Ich freue mich, sagen zu können, daß ich wenig zu verändern fand. Ich habe hie und da neues Material eingeschaltet, aus meiner vermehrten Erfahrung einzelne Einsichten hinzugefügt, an einigen wenigen Punkten Umarbeitungen versucht; alles Wesentliche über den Traum und seine Deutung sowie über die daraus ableitbaren psychologischen Lehrsätze ist aber ungeändert geblieben; es hat, wenigstens subjektiv, die Probe der Zeit bestanden. Wer meine anderen Arbeiten (über Ätiologie und Mechanismus der Psychoneurosen) kennt, weiß, daß ich niemals Unfertiges für fertig ausgegeben und mich stets bemüht habe, meine Aussagen nach meinen fortschreitenden Einsichten abzuändern; auf dem Gebiete des Traumlebens durfte ich bei meinen ersten Mitteilungen stehen bleiben. In den langen Jahren meiner Arbeit an den Neurosenproblemen bin ich wiederholt ins Schwanken geraten und an manchem irre geworden; dann war es immer wieder die »Traumdeutung«, an der ich meine Sicherheit wiederfand. Meine zahlreichen wissenschaftlichen Gegner zeigen also einen sicheren Instinkt, wenn sie mir gerade auf das Gebiet der Traumforschung nicht folgen wollen.

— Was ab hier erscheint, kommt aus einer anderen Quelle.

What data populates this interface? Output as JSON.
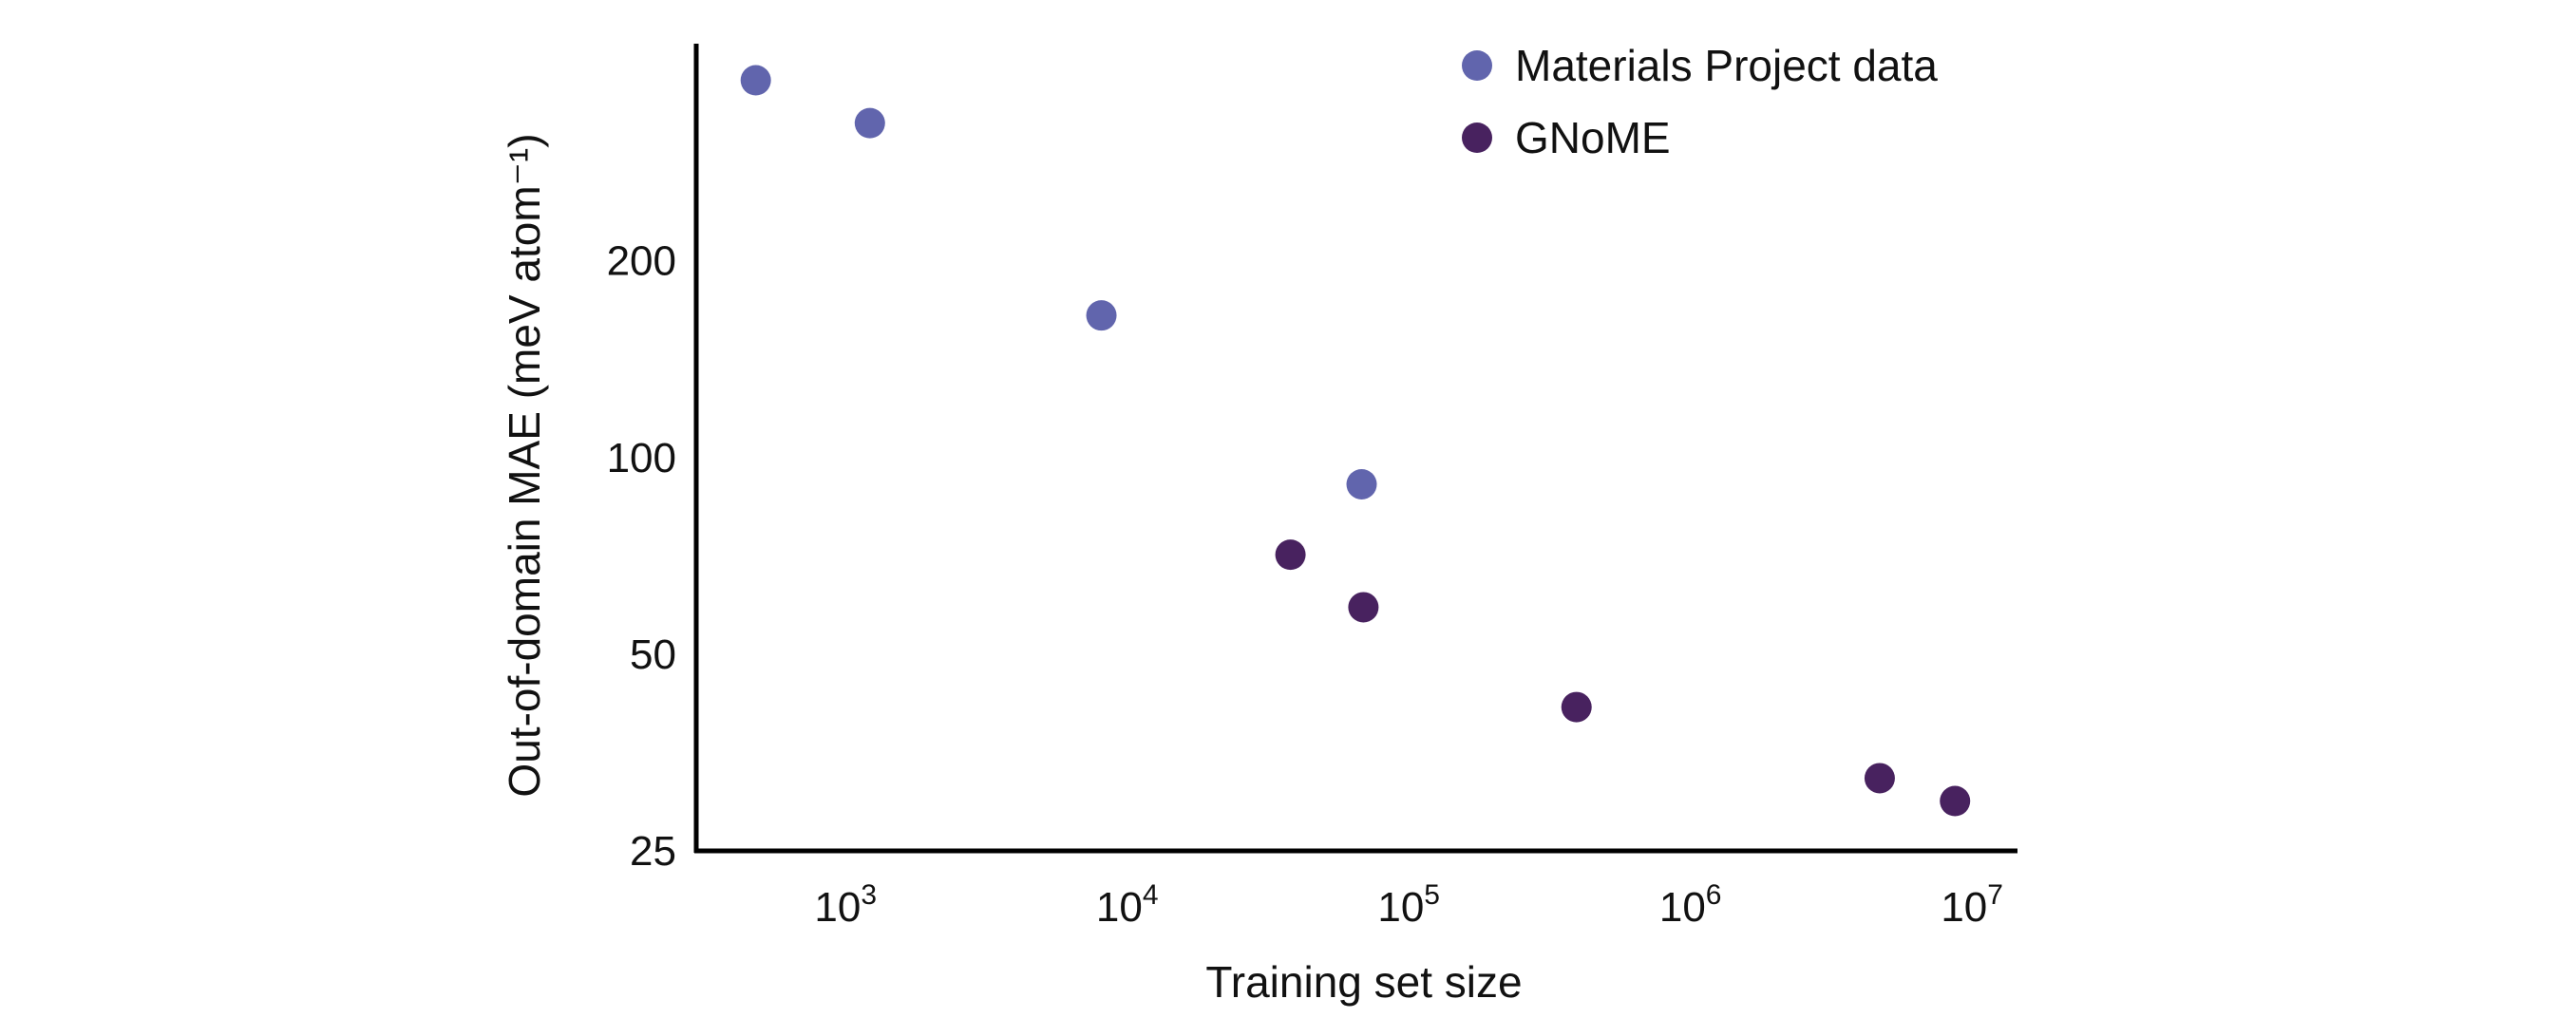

Auch das Material dieses Buches, diese zum größten Teil durch die Ereignisse entwerteten oder überholten eigenen Träume, an denen ich die Regeln der Traumdeutung erläutert hatte, erwies bei der Revision ein Beharrungsvermögen, das sich eingreifenden Änderungen widersetzte. Für mich hat dieses Buch nämlich noch eine andere subjektive Bedeutung, die ich erst nach seiner Beendigung verstehen konnte. Es erwies sich mir als ein Stück meiner Selbstanalyse, als meine Reaktion auf den Tod meines Vaters, also auf das bedeutsamste Ereignis, den einschneidendsten Verlust im Leben eines Mannes. Nachdem ich dies erkannt hatte, fühlte ich mich unfähig, die Spuren dieser Einwirkung zu verwischen. Für den Leser mag es aber gleichgültig sein, an welchem Material er Träume würdigen und deuten lernt.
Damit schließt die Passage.